The findings of this research were published on July 18 in the journal *Science Advances*. Dr. Fumitaka Inoue, an associate professor at Kyoto University specializing in functional genomics, emphasized that while the human genome was sequenced many years ago, the functions of numerous segments remain unclear. He noted that transposable elements are thought to hold significant importance in the evolution of our genome, and their relevance is likely to become clearer with ongoing research.
Understanding the activation of gene expression by TEs yields many potential benefits for science. Dr. Xun Chen, a computational biologist and lead researcher from the Shanghai Institute of Immunity and Infection within the Chinese Academy of Sciences, asserted that studying TEs could elucidate their roles in human evolution, establish connections between these sequences and various human diseases, and potentially guide targeted gene therapies. Furthermore, researchers hope to uncover how endogenous retroviruses (ERVs) contribute to what makes humans distinct.
Historically, when our primate ancestors encountered viral infections, segments of the viruses integrated into the host’s chromosomes. As a result, these ancient viral components became substantial parts of our genome. Dr. Lin He, a molecular biologist from the University of California, Berkeley, affirmed that ancient viruses are adept at infiltrating ancestral genomes and evolving into significant genomic constituents. The human genome is armed with multiple mechanisms to control these remnants, mitigating any potential negative impacts associated with their presence.
While generally inactive and not perceived as threats, recent studies have indicated that certain transposable elements may significantly influence human diseases. For instance, a study published in July 2024 explored the possibility of silencing specific TEs to enhance the efficacy of cancer treatments. Dr. He explained that over evolutionary time, some viruses have become reduced in function or expression, while others have been “domesticated” to serve beneficial roles within the human genome.
Nonetheless, the repetitive nature of TEs poses challenges in terms of study due to difficulties in organization and documentation. While researchers categorize TE sequences into families and subfamilies according to their functionality and similarities, many remain inadequately classified, potentially impacting evolutionary and functional analyses.
The presented study focused specifically on a subset of TE sequences known as MER11, found in primate genomes. By employing a new classification system and investigating DNA’s influence on gene activity, researchers successfully identified four previously unrecognized subfamilies. Among these, the MER11_G4 sequence was indicated to enhance gene expression in human stem cells and early-stage neural cells – suggesting significant roles in early human development and adaptability to developmental signals or environmental stimuli.
Tracing the evolutionary changes of these sequences indicated that viral TEs impacted not only human evolution but also that of other animals, such as chimpanzees and macaques. Gaining insights into the evolution of our genome can provide foundational understandings regarding what distinguishes humans, ultimately equipping researchers with tools to navigate human biology, genetic diseases, and evolution.
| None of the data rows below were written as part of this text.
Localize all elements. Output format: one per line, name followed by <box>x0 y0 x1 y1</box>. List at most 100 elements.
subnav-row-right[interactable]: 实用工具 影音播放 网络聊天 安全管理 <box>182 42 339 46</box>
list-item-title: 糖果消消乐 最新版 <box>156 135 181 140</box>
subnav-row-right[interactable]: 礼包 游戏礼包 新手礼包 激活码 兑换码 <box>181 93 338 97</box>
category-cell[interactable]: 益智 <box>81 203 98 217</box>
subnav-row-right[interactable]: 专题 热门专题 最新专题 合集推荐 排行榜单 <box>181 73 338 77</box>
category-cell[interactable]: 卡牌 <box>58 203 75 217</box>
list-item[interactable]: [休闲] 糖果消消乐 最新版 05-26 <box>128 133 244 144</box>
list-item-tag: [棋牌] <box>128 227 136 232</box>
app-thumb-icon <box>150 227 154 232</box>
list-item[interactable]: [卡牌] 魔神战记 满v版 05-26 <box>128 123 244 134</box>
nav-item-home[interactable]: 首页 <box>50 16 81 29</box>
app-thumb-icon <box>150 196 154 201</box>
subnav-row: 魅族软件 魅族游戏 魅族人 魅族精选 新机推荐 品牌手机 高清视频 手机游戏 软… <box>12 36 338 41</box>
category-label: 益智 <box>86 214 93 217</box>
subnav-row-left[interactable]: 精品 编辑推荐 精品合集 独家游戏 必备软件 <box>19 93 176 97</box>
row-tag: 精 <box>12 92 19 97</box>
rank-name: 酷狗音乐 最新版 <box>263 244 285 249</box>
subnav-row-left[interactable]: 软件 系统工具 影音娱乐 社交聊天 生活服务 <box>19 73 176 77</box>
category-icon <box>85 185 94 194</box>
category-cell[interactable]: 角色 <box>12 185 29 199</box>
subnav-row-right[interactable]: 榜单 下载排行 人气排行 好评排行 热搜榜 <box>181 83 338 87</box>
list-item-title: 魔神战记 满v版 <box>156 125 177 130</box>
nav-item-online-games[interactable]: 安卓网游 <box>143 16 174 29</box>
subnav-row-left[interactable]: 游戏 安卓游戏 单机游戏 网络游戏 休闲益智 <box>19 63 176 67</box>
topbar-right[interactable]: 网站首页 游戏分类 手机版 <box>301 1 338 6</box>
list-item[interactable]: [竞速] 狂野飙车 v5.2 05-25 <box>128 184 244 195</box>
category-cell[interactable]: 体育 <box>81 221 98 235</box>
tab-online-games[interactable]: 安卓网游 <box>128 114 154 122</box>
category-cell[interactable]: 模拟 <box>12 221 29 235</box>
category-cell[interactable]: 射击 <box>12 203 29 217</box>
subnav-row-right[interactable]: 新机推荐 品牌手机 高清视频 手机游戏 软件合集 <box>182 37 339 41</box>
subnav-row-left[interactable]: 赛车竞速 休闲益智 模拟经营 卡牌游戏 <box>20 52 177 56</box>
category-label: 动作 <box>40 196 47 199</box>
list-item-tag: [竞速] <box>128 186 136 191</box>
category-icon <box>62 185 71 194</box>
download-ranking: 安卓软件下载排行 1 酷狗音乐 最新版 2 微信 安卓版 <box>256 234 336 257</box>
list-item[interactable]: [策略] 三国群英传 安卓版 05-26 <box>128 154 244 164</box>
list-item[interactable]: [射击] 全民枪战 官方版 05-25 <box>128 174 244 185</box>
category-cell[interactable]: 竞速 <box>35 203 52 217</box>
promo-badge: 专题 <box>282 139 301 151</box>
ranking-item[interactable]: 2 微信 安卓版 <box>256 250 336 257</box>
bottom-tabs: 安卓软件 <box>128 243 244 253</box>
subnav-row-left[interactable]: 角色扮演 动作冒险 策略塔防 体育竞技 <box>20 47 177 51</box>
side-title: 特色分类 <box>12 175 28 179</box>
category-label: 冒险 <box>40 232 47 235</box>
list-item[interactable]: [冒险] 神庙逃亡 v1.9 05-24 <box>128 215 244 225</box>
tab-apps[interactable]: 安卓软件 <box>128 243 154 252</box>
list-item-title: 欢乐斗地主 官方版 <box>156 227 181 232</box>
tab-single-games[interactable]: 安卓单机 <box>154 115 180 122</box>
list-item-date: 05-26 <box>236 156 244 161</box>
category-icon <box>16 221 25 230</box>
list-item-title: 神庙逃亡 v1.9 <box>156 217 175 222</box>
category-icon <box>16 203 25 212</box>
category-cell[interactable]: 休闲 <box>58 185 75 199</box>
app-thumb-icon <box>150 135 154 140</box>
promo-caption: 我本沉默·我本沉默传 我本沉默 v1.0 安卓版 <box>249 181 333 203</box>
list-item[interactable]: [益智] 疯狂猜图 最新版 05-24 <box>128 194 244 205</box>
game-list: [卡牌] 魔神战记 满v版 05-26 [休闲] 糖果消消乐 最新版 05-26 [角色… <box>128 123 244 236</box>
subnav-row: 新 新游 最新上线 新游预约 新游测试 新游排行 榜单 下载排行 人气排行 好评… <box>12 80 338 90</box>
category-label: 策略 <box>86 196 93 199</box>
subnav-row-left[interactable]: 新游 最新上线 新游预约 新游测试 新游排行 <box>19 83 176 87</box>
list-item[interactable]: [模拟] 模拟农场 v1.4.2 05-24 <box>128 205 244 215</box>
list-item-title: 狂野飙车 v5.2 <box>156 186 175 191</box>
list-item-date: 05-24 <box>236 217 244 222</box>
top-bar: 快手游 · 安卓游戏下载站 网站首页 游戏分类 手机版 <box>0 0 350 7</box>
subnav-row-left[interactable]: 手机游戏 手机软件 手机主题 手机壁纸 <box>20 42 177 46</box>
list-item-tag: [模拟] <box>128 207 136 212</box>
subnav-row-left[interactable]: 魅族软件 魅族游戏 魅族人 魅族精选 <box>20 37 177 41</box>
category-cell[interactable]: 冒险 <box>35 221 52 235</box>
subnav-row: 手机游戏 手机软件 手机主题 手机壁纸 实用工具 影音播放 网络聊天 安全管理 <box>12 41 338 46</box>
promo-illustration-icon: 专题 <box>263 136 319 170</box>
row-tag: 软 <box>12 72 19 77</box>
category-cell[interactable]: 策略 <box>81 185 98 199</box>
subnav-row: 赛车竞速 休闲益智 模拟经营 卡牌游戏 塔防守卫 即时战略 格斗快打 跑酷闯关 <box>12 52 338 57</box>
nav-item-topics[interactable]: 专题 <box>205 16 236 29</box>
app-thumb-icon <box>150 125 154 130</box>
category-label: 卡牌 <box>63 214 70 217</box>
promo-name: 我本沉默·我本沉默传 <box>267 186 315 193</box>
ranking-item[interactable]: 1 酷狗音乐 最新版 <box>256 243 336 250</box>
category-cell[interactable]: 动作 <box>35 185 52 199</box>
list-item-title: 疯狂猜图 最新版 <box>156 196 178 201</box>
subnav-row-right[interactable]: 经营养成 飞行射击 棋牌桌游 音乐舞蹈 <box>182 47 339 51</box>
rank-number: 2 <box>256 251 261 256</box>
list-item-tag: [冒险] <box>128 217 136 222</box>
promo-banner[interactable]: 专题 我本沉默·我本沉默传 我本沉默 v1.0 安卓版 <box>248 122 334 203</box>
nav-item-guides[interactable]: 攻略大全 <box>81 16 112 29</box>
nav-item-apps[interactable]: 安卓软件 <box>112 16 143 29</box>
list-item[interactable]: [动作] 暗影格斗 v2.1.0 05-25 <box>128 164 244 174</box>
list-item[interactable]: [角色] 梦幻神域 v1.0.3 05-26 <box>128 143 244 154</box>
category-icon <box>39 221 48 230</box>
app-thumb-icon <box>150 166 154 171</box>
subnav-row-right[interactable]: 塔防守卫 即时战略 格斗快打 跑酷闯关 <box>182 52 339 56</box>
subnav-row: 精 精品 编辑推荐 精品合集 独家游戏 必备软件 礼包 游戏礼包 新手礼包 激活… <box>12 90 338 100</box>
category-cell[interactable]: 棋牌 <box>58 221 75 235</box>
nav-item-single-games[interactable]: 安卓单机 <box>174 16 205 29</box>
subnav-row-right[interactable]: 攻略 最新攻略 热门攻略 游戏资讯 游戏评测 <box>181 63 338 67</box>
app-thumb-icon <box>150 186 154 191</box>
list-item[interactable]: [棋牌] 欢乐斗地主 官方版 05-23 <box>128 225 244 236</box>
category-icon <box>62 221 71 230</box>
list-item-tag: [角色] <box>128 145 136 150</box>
Although further research is necessary to clarify the precise roles and implications of TEs in the evolutionary process, the study presents new insights into the impact of these sequences. Dr. Steve Hoffmann, a computational biologist at the Leibniz Institute on Aging in Germany, remarked on how TEs, once deemed insignificant, could offer vital understanding regarding genome evolution.
By delving into the historical progression of genomes, researchers can identify stable sequences, those that have been lost, and those that emerged recently. Understanding these dynamics is crucial for clarifying why certain diseases afflict humans while sparing other animals. Ultimately, increasing comprehension of genome regulation could yield novel therapeutic avenues and strategies for medical interventions.
As highlighted by Taylor Nicioli, a freelance journalist based in New York, the intricate links between ancient viruses and human genetic makeup extend far beyond simple remnants, suggesting a rich tapestry of evolutionary history that shapes modern human biology, offering potential breakthroughs in medical science.